If you take the time to download all of your matches down to the 6 cM minimum, you can cluster all of your matches down to the 6 cM minimum.

Ancestry doesn't show shared matches below 20 cM on their website, and most people have tens of thousands of them. The weak matches only show up in a few places, for example in DNA Circles. They will also sometimes appear as search results if you search your matches by last name and the match has an accurate tree linked to their test results. Hardly anyone has looked at even a small fraction of their matches below 20 cM.

But the low strength matches can have incredibly useful information! There's nothing magical about the 20 cM cutoff used by Ancestry. You can have third cousins far below 20 cM. You can also have eighth cousins far above 20 cM. A clustering diagram groups matches based on similarity without regard to the happenstance of the strength of the match.

A complete clustering analysis produces output that is similar to the over-20 cM cluster, but then goes a step further by adding the matches under 20 cM into the clusters where they belong. Because Ancestry does not show the under-20 cM shared matches, those matches do not contribute to the nice square clusters lined up along the diagonal. Instead, the clusters are more spread out, with the associated under-20 cM matches added above and below each one.

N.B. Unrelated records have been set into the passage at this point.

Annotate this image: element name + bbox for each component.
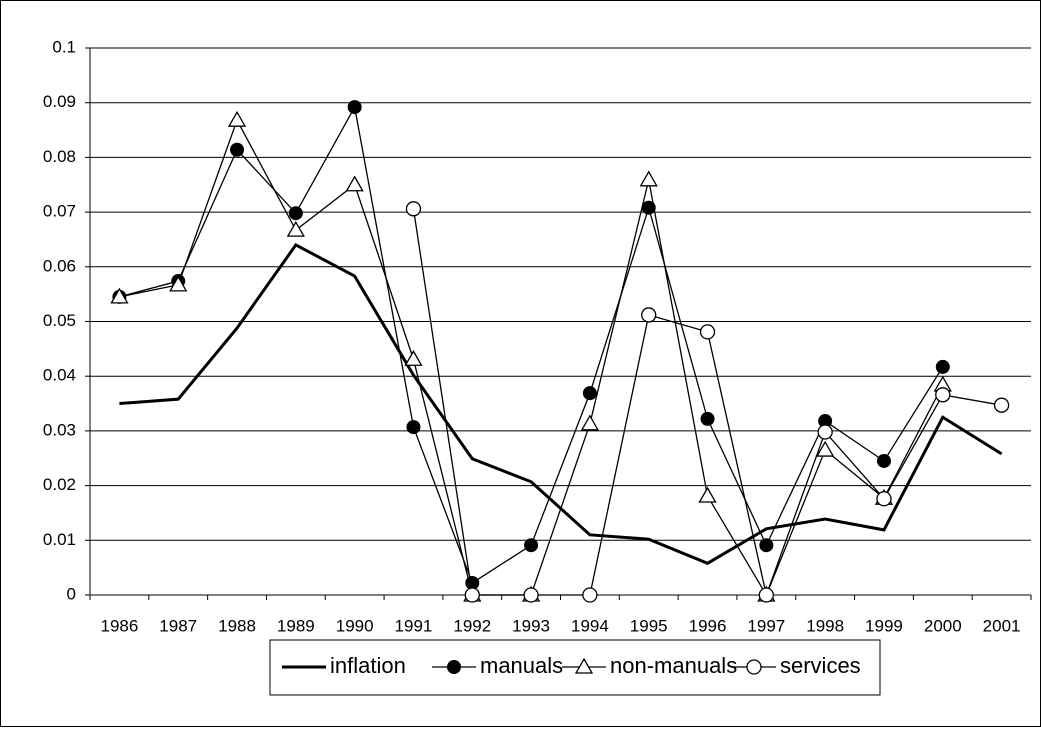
marker	[876, 453, 891, 468]
x-tick-label: 1996	[689, 616, 727, 635]
marker	[169, 275, 188, 292]
x-tick-label: 1998	[806, 616, 844, 635]
x-tick-label: 1991	[395, 616, 433, 635]
y-tick-label: 0.05	[43, 311, 76, 330]
y-tick-label: 0.08	[43, 147, 76, 166]
marker	[582, 386, 597, 401]
marker	[227, 110, 247, 127]
x-tick-label: 1987	[159, 616, 197, 635]
marker	[639, 170, 658, 187]
y-tick-label: 0.1	[52, 37, 76, 56]
x-tick-label: 1989	[277, 616, 315, 635]
y-tick-label: 0.07	[43, 202, 76, 221]
marker	[816, 440, 835, 457]
y-tick-label: 0.01	[43, 530, 76, 549]
y-tick-label: 0.03	[43, 420, 76, 439]
marker	[288, 206, 303, 221]
x-tick-label: 1986	[100, 616, 138, 635]
marker	[404, 349, 423, 366]
marker	[582, 587, 598, 603]
marker	[759, 538, 774, 553]
marker	[935, 359, 950, 374]
x-tick-label: 1997	[747, 616, 785, 635]
x-tick-label: 1995	[630, 616, 668, 635]
y-tick-label: 0.04	[43, 366, 76, 385]
marker	[580, 414, 600, 431]
marker	[347, 100, 362, 115]
x-tick-label: 1992	[453, 616, 491, 635]
marker	[230, 142, 245, 157]
marker	[700, 411, 715, 426]
marker	[574, 657, 594, 674]
marker	[698, 486, 717, 503]
marker	[523, 587, 539, 603]
x-tick-label: 1999	[865, 616, 903, 635]
marker	[524, 538, 539, 553]
y-tick-label: 0.02	[43, 475, 76, 494]
marker	[699, 324, 716, 340]
x-tick-label: 2000	[924, 616, 962, 635]
marker	[818, 414, 833, 429]
marker	[993, 397, 1010, 413]
x-tick-label: 1990	[336, 616, 374, 635]
legend-label: inflation	[330, 653, 406, 678]
y-tick-label: 0.06	[43, 256, 76, 275]
x-tick-label: 2001	[983, 616, 1021, 635]
x-tick-label: 1988	[218, 616, 256, 635]
legend-label: services	[780, 653, 861, 678]
marker	[447, 660, 461, 674]
marker	[286, 220, 305, 237]
x-tick-label: 1993	[512, 616, 550, 635]
marker	[464, 587, 480, 603]
marker	[817, 424, 833, 440]
marker	[465, 575, 480, 590]
y-tick-label: 0.09	[43, 92, 76, 111]
marker	[406, 420, 421, 435]
legend-label: manuals	[480, 653, 563, 678]
y-tick-label: 0	[67, 584, 76, 603]
marker	[746, 659, 762, 675]
marker	[641, 200, 656, 215]
marker	[345, 175, 364, 192]
marker	[110, 287, 129, 304]
marker	[405, 201, 422, 217]
marker	[758, 587, 774, 603]
x-tick-label: 1994	[571, 616, 609, 635]
marker	[641, 307, 657, 323]
legend-label: non-manuals	[610, 653, 737, 678]
marker	[876, 491, 892, 507]
marker	[935, 387, 951, 403]
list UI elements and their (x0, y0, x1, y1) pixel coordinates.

That takes a normal over-20 cM clustering analysis from this:

Clusters without distant matches

to this:

Clusters with distant matches

Most people have a few hundred to a few thousand matches over 20 cM. Even though only some of the under-20 cM matches can be associated with the over-20 cM clusters, the complete clustering analysis typically includes triple the number of matches as in the over-20 cM clusters by themselves. This is a HUGE resource to the genetic genealogist researcher who has probably never looked at most of those matches before.

The are only a few drawbacks to the complete analysis that prevent it from being the preferred clustering option. The first is obvious, but bears stating: You can't cluster data until you have downloaded that data, and downloading all matches can take a very long time. Also, the sheer amount of data can make the complete clustering report a little overwhelming. And the non-square clusters make it a little more difficult to interpret the clusters if you're not already familiar with what you're looking at.

But in terms of useful data, nothing beats the complete analysis.

Why are the clusters not square when including matches under 20 cM?

The "normal" square parts of the diagram show clusters where the various matches match each other: A is in the shared matches for B and B is in the shared matches for A. That cross-matching is one of the strengths of clustering, as it helps reinforce the real matches and weed out the any data errors.

Ancestry never shows shared matches below 20 cM. If A is below 20 cM and B is above, then A will not appear in the shared matches for B. In case like that I think it's likely that A should be a shared match to B... but if we put that in the diagram we'd be inventing info that didn't exist.

Also, even if two under-20 cM matches both show similar over-20 cM matches on their shared match lists, we still have no information about whether the two under-20 matches match each other.

The under-20 cM matches are probably valid parts of the clusters, and probably would show nice square diagrams if Ancestry provided info about shared matches under 20 cM. But without that info, the diagram doesn't make nice squares for the matches under 20 cM.